Mathematics of circulation in arbitrary fluid property spaces

Projecting fluid systems onto coordinates defined by fluid properties
(e.g., pressure, temperature, tracer concentration) can reveal deep
insights, for example into the thermodynamics and energetics of the
ocean and atmosphere. We present a mathematical formalism for fluid flow
in such coordinates. We formulate mass conservation, streamfunction,
tracer conservation, and tracer angular momentum within fluid property
space (q-space) defined by an arbitrary number of continuous fluid
properties. Points in geometric position space (x-space) do not
generally correspond in a 1-to-1 manner to points in q-space. We
therefore formulate q-space as a differentiable manifold, which allows
differential and integral calculus but lacks a metric, thus requiring
exterior algebra and exterior calculus.
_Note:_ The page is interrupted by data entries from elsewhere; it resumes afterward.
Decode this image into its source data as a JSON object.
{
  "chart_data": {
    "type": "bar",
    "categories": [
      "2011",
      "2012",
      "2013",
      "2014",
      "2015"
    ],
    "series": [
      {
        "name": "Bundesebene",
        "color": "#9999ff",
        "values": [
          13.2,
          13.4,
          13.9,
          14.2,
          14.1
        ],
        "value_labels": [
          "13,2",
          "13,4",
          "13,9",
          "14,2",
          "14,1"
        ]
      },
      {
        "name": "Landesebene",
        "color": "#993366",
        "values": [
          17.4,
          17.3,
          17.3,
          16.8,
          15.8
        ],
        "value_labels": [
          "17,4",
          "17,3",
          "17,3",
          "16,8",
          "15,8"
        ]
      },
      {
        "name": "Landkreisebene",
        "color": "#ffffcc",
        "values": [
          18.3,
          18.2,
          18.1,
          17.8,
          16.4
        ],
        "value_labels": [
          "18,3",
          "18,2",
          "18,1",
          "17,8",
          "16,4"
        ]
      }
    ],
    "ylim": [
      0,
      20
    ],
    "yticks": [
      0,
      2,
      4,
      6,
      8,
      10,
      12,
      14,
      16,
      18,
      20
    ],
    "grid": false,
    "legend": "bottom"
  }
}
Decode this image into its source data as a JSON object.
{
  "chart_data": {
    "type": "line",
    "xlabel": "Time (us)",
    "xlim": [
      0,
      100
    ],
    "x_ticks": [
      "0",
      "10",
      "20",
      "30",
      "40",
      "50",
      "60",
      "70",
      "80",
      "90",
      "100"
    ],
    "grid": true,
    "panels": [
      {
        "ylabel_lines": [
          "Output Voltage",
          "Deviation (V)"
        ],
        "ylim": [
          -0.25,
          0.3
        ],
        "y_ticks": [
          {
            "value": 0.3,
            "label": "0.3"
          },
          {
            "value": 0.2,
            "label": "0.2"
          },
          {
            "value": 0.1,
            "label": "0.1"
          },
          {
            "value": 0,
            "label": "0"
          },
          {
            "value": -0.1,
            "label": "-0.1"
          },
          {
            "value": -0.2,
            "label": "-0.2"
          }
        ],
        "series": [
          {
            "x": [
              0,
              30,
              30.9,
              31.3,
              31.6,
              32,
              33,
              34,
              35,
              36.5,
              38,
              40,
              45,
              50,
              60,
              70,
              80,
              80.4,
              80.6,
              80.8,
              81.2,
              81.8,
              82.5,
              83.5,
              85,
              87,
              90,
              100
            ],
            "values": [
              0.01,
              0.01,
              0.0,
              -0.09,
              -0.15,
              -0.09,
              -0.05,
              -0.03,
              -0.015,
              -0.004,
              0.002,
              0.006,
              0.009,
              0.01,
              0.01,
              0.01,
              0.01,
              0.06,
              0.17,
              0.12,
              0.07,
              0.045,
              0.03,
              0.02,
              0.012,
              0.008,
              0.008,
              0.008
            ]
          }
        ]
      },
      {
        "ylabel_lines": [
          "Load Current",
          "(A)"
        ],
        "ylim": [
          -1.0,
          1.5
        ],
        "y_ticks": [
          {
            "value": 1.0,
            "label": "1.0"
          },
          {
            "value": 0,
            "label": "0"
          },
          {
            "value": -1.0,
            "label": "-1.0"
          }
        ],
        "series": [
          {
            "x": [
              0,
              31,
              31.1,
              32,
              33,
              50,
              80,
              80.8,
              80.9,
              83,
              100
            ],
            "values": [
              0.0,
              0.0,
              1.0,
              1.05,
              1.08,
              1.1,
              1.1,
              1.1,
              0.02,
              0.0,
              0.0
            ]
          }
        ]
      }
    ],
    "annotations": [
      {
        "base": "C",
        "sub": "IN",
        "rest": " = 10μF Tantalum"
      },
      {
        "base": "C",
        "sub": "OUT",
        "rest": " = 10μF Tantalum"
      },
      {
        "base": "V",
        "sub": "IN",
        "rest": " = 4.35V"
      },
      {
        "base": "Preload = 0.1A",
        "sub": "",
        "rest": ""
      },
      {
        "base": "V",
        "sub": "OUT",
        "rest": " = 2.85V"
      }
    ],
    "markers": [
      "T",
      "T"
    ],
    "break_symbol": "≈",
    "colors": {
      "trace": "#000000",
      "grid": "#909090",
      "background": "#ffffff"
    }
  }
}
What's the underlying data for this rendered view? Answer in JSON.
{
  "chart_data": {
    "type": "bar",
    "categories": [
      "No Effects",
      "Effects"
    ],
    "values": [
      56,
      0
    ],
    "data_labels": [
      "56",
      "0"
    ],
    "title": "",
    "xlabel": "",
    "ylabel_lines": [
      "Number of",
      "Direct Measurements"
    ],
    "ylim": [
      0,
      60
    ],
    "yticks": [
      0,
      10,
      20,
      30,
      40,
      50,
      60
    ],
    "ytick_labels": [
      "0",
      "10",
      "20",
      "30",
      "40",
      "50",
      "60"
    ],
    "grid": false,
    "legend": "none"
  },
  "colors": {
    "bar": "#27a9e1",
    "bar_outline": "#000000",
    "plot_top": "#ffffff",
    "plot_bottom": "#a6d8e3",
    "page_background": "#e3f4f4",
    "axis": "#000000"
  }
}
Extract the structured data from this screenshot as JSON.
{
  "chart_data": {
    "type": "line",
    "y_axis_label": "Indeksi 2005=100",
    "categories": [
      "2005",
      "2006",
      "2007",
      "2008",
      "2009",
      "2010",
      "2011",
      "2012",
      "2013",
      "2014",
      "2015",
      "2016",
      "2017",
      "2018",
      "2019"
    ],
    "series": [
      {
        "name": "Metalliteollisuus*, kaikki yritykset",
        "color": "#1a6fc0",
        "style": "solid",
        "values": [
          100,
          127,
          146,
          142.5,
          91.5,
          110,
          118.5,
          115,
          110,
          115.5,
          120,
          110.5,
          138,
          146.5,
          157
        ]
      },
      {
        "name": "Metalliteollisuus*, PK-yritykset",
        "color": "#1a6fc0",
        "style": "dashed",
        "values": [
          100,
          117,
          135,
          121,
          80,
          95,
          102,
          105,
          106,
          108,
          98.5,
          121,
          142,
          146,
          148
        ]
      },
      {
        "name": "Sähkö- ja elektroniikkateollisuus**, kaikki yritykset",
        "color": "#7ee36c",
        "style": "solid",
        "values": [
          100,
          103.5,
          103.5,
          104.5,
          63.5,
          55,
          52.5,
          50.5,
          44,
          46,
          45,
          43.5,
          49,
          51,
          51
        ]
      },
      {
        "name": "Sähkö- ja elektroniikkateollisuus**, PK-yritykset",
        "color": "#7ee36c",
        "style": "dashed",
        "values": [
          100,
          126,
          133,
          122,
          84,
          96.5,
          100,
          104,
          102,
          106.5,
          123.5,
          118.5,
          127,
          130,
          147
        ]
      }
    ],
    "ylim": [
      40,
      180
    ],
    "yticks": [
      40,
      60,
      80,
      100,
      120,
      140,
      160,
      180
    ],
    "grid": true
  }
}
The Jacobian, as the ratio of
volumes in x-space and q-space, is central to our theory. When x-space
is not 1-to-1 with q-space, we define a generalized Jacobian either by
patching x-space regions that are 1-to-1 with q-space, or by integrating
a Dirac delta to select all x-space points corresponding to a given q
value. The latter method discretises to a binning algorithm, providing a
practical framework for analysis of fluid motion in arbitrary
coordinates. Considering q-space defined by tracers, we show that tracer
diffusion and tracer sources drive motion in q-space, analogously to how
internal stresses and external forces drive motion in x-space. Just as
the classical angular momentum of a body is unaffected by internal
stresses, the globally integrated tracer angular momentum is unaffected
by tracer diffusion — unless different tracers are diffused
differently, as in double diffusion.